Che senso ha minacciare continuamente “Ci rivedremo a Filippi?” (per chi sa che cosa si voglia intendere…), se poi all’appuntamento epocale nella storica città macedone ci si intende arrivare come al solito nel peggiore dei modi? Infine, che garantisce che – tra un certo numero di anni e proprio a seguito della perdurante linea di assenza da ogni inserimento organico nei gangli della società italiana – non si arriverà votando su qualche nuova “piattaforma Rousseau”, approvata da qualche solida e compatta maggioranza parlamentare, utile a far conoscere all’Italia e al mondo le “meraviglie” del voto elettronico eterodiretto? Prendere per le terga i fessi, quelli che quando sono al governo riescono al massimo a fare “il poliziotto cattivo” con il resto del mondo, convinti per di più di riuscire a vincere, non è poi così difficile…

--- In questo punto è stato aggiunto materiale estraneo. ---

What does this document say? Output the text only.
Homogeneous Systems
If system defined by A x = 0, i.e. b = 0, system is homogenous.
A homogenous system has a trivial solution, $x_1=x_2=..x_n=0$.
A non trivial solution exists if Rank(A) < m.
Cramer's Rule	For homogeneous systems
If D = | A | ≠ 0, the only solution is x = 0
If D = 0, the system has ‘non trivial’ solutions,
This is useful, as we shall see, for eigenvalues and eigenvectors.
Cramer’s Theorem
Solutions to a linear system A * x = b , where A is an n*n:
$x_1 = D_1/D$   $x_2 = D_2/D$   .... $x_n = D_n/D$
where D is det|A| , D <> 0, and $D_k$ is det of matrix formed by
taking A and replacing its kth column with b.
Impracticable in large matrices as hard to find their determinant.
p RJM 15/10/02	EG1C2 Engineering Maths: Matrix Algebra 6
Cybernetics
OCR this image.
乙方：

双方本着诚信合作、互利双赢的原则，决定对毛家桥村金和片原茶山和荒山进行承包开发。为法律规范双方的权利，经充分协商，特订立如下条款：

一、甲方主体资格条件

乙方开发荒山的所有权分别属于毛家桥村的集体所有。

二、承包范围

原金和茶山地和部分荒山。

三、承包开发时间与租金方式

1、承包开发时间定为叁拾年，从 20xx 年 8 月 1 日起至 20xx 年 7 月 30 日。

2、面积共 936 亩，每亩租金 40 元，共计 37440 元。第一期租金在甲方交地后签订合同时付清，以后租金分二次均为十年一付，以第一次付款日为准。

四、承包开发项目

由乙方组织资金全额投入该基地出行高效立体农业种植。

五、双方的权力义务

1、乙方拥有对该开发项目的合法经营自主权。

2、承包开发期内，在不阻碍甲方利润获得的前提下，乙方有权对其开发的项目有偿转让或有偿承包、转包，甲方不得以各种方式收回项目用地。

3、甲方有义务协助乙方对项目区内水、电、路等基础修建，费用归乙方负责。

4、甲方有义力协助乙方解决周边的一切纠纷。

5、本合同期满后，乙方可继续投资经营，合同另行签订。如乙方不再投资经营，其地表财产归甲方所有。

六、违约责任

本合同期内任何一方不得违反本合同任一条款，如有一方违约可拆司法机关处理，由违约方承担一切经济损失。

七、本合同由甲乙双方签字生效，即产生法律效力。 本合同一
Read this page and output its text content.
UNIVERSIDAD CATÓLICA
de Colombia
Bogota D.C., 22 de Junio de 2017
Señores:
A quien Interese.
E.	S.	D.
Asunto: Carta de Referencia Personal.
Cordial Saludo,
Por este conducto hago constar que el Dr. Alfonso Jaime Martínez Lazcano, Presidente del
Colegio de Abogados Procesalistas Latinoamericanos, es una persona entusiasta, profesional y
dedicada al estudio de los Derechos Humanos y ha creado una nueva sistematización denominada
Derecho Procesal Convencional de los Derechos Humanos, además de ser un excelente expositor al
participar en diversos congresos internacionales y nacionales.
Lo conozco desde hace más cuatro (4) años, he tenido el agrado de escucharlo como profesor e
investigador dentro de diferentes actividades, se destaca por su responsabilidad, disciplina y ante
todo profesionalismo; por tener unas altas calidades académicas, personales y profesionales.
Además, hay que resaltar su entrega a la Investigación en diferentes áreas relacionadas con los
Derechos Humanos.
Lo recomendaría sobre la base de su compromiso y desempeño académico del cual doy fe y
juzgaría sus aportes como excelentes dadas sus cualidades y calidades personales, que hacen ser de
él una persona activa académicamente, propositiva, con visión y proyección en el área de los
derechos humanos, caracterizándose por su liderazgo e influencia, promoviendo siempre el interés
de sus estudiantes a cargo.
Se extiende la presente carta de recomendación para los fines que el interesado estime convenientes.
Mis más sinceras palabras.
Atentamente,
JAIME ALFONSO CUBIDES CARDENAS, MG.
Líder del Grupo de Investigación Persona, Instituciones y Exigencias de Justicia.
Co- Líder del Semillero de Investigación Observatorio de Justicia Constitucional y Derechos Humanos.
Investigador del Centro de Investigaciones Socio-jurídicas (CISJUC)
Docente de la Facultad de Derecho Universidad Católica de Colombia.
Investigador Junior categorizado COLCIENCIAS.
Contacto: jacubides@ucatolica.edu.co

MIRACOLO!, di Piero Visani
Mi sono divertito un mondo, oggi, a vedere la sfilata dei “miracolati” da Salvini. Sarei stato tentato di scrivere “la giornata dei morti viventi”, ma poi – guardando meglio, io lo faccio, certi altri no… – ho dovuto esclamare: “Essi vivono!!”.
Come in tutte le cose, “uno NON vale uno”, ma in Italia, Paese dove l’unica ambizione collettiva è la corsa all’appiattimento verso il basso, in modo che i milioni di mediocri possano sguazzare soddisfatti nel “guano primordiale”, i risultati prima o poi arrivano e – da noi – arrivano sempre più di frequente e in massa. A crescere a certe culture berlusconiane, si può pensare che vincere nei conflitti moderni basti girare una volta, nemmeno due, la “ruota della fortuna”. E invece no, serve un po’ di più.